Authors: Heidi Waem, Simon Verschaeve
Many organisations tend to look at the activity of the supervisory authorities to assess enforcement risk related to their data processing activities. Although still a meaningful indicator, data breaches, unlawful data sharing activities as well as any other data protection infringements can also trigger an alternate enforcement track which might potentially leave organisations exposed to massive collective compensation claims. In Belgium, especially, where a tangible risk now exists for collective redress actions as Belgian law contains a comprehensive – and from a European perspective – unique class action scheme in its Code of Economic Law. Since NOYB – the non-profit organisation of activist Max Schrems – has been granted the status of ‘group representative’ by a Ministerial Decree last September 2020, this new type of private privacy watchdogs should be factored into your enforcement risk assessment.
The Belgian collective redress scheme allows a group of consumers (or SMEs) to claim, in their personal capacity, damages suffered as a result of a common cause. The causes that may be invoked concern breaches by a company of its contractual obligations or infringements of (among others) the GDPR and the Belgian cookie rules.

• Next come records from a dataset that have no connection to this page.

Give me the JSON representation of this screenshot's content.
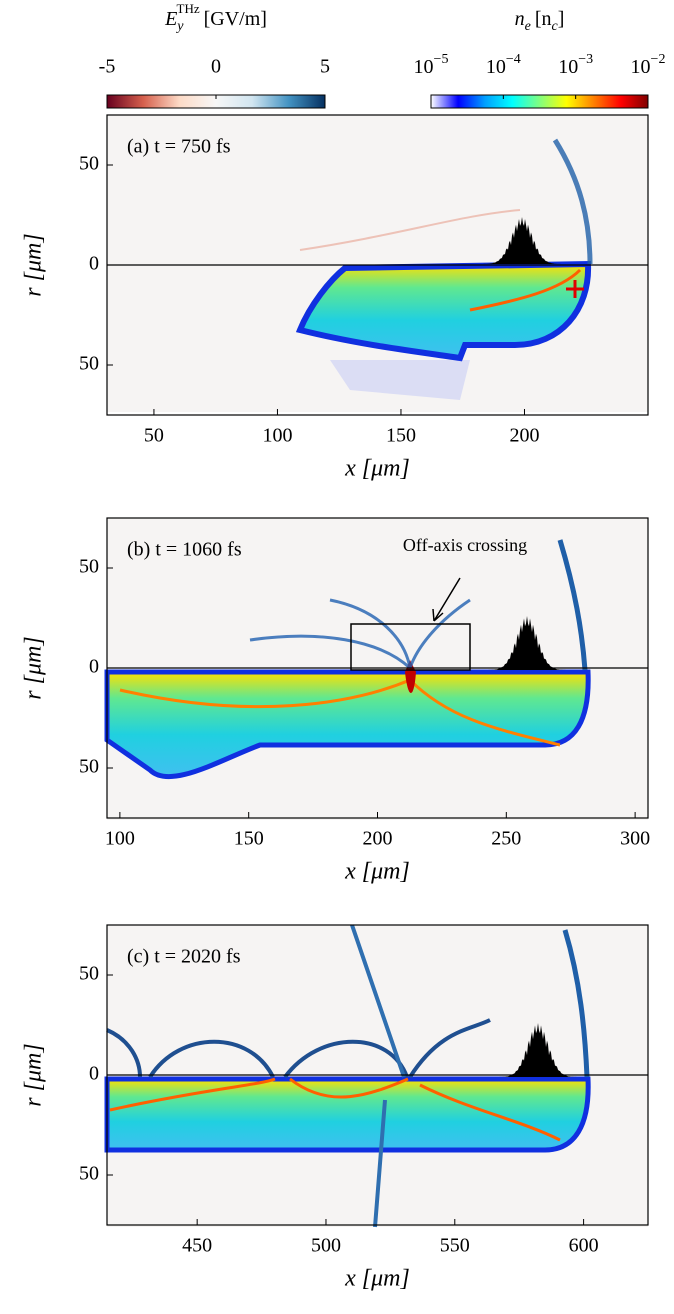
{
  "colorbars": [
    {
      "symbol": "E",
      "sub": "y",
      "sup": "THz",
      "unit": "[GV/m]",
      "lim": [
        -5,
        5
      ],
      "ticks": [
        -5,
        0,
        5
      ],
      "colors": [
        "#67001f",
        "#d6604d",
        "#fddbc7",
        "#f7f7f7",
        "#d1e5f0",
        "#4393c3",
        "#053061"
      ]
    },
    {
      "symbol": "n",
      "sub": "e",
      "unit": "[n",
      "unitSub": "c",
      "unitEnd": "]",
      "lim": [
        1e-05,
        0.01
      ],
      "log": true,
      "ticks": [
        {
          "value": 1e-05,
          "label": "10",
          "exponent": "−5"
        },
        {
          "value": 0.0001,
          "label": "10",
          "exponent": "−4"
        },
        {
          "value": 0.001,
          "label": "10",
          "exponent": "−3"
        },
        {
          "value": 0.01,
          "label": "10",
          "exponent": "−2"
        }
      ],
      "colors": [
        "#ffffff",
        "#0000ff",
        "#00a0ff",
        "#00ffff",
        "#80ff80",
        "#ffff00",
        "#ff8000",
        "#ff0000",
        "#800000"
      ]
    }
  ],
  "chart_data": [
    {
      "type": "heatmap",
      "title": "(a) t = 750 fs",
      "xlabel": "x [μm]",
      "ylabel": "r [μm]",
      "xlim": [
        31,
        250
      ],
      "xticks": [
        50,
        100,
        150,
        200
      ],
      "ylim": [
        -75,
        75
      ],
      "yticks": [
        50,
        0,
        {
          "value": -50,
          "label": "50"
        }
      ]
    },
    {
      "type": "heatmap",
      "title": "(b) t = 1060 fs",
      "xlabel": "x [μm]",
      "ylabel": "r [μm]",
      "xlim": [
        95,
        305
      ],
      "xticks": [
        100,
        150,
        200,
        250,
        300
      ],
      "ylim": [
        -75,
        75
      ],
      "yticks": [
        50,
        0,
        {
          "value": -50,
          "label": "50"
        }
      ],
      "annotation": "Off-axis crossing"
    },
    {
      "type": "heatmap",
      "title": "(c) t = 2020 fs",
      "xlabel": "x [μm]",
      "ylabel": "r [μm]",
      "xlim": [
        415,
        625
      ],
      "xticks": [
        450,
        500,
        550,
        600
      ],
      "ylim": [
        -75,
        75
      ],
      "yticks": [
        50,
        0,
        {
          "value": -50,
          "label": "50"
        }
      ]
    }
  ]
}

The group of claimants needs to be represented by an entity that qualifies as a ‘group representative’ as defined by the Code of Economic Law. One way to become a representative is to seek approval from the Minister of Economy and Consumer Affairs. Belgium, as one of the only EU countries, allows consumer organisations not established in its territory, to apply for such approval. That is why NOYB – as an Austrian organisation – could acquire legal standing equivalent to Belgian organisations such as Test Achats, Gezinsbond and the Federation of Enterprises in Belgium (FEB), to take collective legal action before the Courts of Brussels, who have exclusive jurisdiction to administer these cases.
Apart from conditions relating to the type of infringement (conditions 1) and to the initiating party (condition 2), Belgian law contains – as a third admissibility condition – an effectiveness criterion. The action for collective redress must “appear more effective” than an individual action. Individual claims and circumstances need to be sufficiently similar and related. For example, in the collective claim of Test Achats against Facebook, the Brussels Court agreed that massive unlawful data sharing could satisfy this requirement.
Under the Belgian scheme, group representatives will need to collect mandates from consumers who – where infringements of the GDPR are at stake – qualify as data subjects. When an action would be declared admissible, an interval will be set during which consumers can opt-in or opt-out, depending on what the Court finds appropriate in a particular case. Interestingly, these consumers do not need to be Belgian consumers. Consumers who do not reside in Belgium will have the opportunity to opt-in to a particular claim. As a result, an organisation like NOYB – which recently received much international attention – may be able to collect a large number of mandates way beyond the Belgian consumer market.
A high number of mandates may result in substantial claims for compensation. In absence of any legal cap, these claims may, at least theoretically, even surpass the maximum for administrative fines by DPA’s (4% of the annual worldwide turnover or 20 million euros) set by the GDPR. However, the greatest burden for the group representative will likely be the damage assessment. As in any case, it might be hard to prove any pecuniary damage caused by unlawful processing activities that is common to all the individual group members.
Although the collective redress scheme of the Code of Economic Law has been used for data protection claims before, the granting of the status of group representative to NOYB might serve as a prelude to a next stage of data protection enforcement in Belgium.
Private enforcement through collective redress claims contains more incentives for data subjects to (participate to) file a claim as they might receive some financial compensation where the claim is successful, in contrast to claims before the data protection authorities where data subjects cannot be granted financial compensation caused by an infringement.
It seems that companies and organisations will be subject to additional scrutiny of their GDPR compliance in Belgium. In the future, the possibility of private collective redress actions might become an important factor in assessing enforcement risks as is already the case in other areas of the law.